Rachel H. Holocaust testimony (HVT-2524) interviewed by Joni-Sue Blinderman
- New York, N.Y. : A Living Memorial to the Holocaust-Museum of Jewish Heritage, 1993
- Interview Date
- January 25, 1993.
- 2 copies: 3/4 in. dub; and 1/2 in. VHS with time coding.
- Cite As
- Rachel H. Holocaust Testimony (HVT-2524). Fortunoff Video Archive for Holocaust Testimonies, Yale University Library.
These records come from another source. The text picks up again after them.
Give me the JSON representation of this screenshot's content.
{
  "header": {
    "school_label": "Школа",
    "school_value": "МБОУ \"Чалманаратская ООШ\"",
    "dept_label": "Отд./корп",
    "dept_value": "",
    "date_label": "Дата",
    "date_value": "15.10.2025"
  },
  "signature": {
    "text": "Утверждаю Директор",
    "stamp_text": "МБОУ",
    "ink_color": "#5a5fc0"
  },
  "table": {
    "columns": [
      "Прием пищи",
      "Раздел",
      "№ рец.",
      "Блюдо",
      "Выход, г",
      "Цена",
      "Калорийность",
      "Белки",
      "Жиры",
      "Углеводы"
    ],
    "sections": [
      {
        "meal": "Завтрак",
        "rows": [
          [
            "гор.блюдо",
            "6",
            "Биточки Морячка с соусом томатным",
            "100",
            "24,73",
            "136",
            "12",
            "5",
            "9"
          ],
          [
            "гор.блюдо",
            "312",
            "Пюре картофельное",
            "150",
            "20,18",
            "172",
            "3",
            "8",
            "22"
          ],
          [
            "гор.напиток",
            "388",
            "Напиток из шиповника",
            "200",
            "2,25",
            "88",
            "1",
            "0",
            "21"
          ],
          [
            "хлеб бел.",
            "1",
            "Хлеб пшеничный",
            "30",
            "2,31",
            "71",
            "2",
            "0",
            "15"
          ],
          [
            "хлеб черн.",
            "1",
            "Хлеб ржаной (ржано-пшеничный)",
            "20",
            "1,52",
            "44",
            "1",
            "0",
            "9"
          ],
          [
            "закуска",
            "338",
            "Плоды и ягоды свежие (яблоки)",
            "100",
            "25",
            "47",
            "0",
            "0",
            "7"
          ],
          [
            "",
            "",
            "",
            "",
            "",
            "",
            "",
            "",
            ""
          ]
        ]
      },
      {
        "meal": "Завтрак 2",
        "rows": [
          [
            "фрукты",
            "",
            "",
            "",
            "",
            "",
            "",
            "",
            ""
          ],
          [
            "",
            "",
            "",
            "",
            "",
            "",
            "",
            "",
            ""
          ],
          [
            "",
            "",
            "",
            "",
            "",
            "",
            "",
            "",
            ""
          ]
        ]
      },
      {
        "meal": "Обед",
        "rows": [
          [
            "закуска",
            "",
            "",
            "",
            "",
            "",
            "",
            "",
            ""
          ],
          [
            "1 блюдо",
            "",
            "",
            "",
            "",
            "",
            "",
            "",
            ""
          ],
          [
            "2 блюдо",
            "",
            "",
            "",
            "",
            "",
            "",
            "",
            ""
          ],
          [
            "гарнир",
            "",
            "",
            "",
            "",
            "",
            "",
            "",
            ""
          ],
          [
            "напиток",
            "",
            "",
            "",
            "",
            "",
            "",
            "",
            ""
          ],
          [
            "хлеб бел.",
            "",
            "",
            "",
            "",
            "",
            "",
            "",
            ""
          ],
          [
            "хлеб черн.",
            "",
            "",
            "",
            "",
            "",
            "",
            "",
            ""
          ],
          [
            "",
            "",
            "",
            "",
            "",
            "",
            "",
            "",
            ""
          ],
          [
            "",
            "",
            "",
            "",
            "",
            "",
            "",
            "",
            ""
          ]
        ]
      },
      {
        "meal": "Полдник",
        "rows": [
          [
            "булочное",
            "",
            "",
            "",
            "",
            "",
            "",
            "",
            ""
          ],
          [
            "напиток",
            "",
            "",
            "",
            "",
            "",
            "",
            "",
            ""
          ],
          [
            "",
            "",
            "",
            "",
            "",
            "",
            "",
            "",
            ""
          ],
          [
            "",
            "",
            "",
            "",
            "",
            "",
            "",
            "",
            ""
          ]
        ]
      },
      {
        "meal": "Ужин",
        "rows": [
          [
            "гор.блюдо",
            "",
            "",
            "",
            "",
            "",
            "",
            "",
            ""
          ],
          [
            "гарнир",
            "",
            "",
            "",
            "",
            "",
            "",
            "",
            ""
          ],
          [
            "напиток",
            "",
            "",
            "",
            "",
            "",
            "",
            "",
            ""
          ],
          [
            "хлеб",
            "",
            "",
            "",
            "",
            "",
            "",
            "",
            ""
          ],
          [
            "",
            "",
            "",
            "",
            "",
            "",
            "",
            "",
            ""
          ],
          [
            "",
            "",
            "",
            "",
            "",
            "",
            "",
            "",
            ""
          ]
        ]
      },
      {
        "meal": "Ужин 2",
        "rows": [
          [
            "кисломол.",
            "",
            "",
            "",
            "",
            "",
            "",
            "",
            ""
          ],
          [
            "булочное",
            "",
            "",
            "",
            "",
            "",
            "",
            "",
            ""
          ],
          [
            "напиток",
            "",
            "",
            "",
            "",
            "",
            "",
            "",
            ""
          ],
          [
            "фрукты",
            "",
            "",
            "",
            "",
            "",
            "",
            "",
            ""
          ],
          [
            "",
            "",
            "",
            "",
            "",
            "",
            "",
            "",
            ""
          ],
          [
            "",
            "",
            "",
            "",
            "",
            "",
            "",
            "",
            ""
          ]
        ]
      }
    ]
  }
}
Videotape testimony of Rachel H., who was born in Cernăuți, Romania (presently Chernivt︠s︡i, Ukraine) in 1921. She recalls her family's comfortable, observant life in the vibrant Jewish community; attending Romanian and Jewish schools; Soviet occupation in 1940; expropriation of her father's business; fear of Siberian exile; German occupation in 1941; antisemitic measures; her grandfather's deportation (she never saw him again); ghettoization in October; moving into a cousin's apartment; a mass deportation by train to Transnistria (Bessarabia); several weeks of forced marching; finding a chicken coop in Sobolevka in which to live with about 140 people; trading with Romanian peasants for food; cold, starvation, and typhus; robberies, rapes and beatings by Romanian troops; almost 100 deaths during the winter; working for peasants; leaving for the Bershadʹ ghetto; finding a cousin in Obodivka en route; working outside the ghetto; liberation by Soviet troops in 1944; returning to Chernivt︠s︡i; moving with her father and one sister to a small town to avoid labor conscription; reunion with her family in Cîmpulung; marriage in Bucharest; illegal emigration to Palestine; British internment in Cyprus; assistance from the Joint; arrival in Israel in 1949; and emigration to the United States in 1958.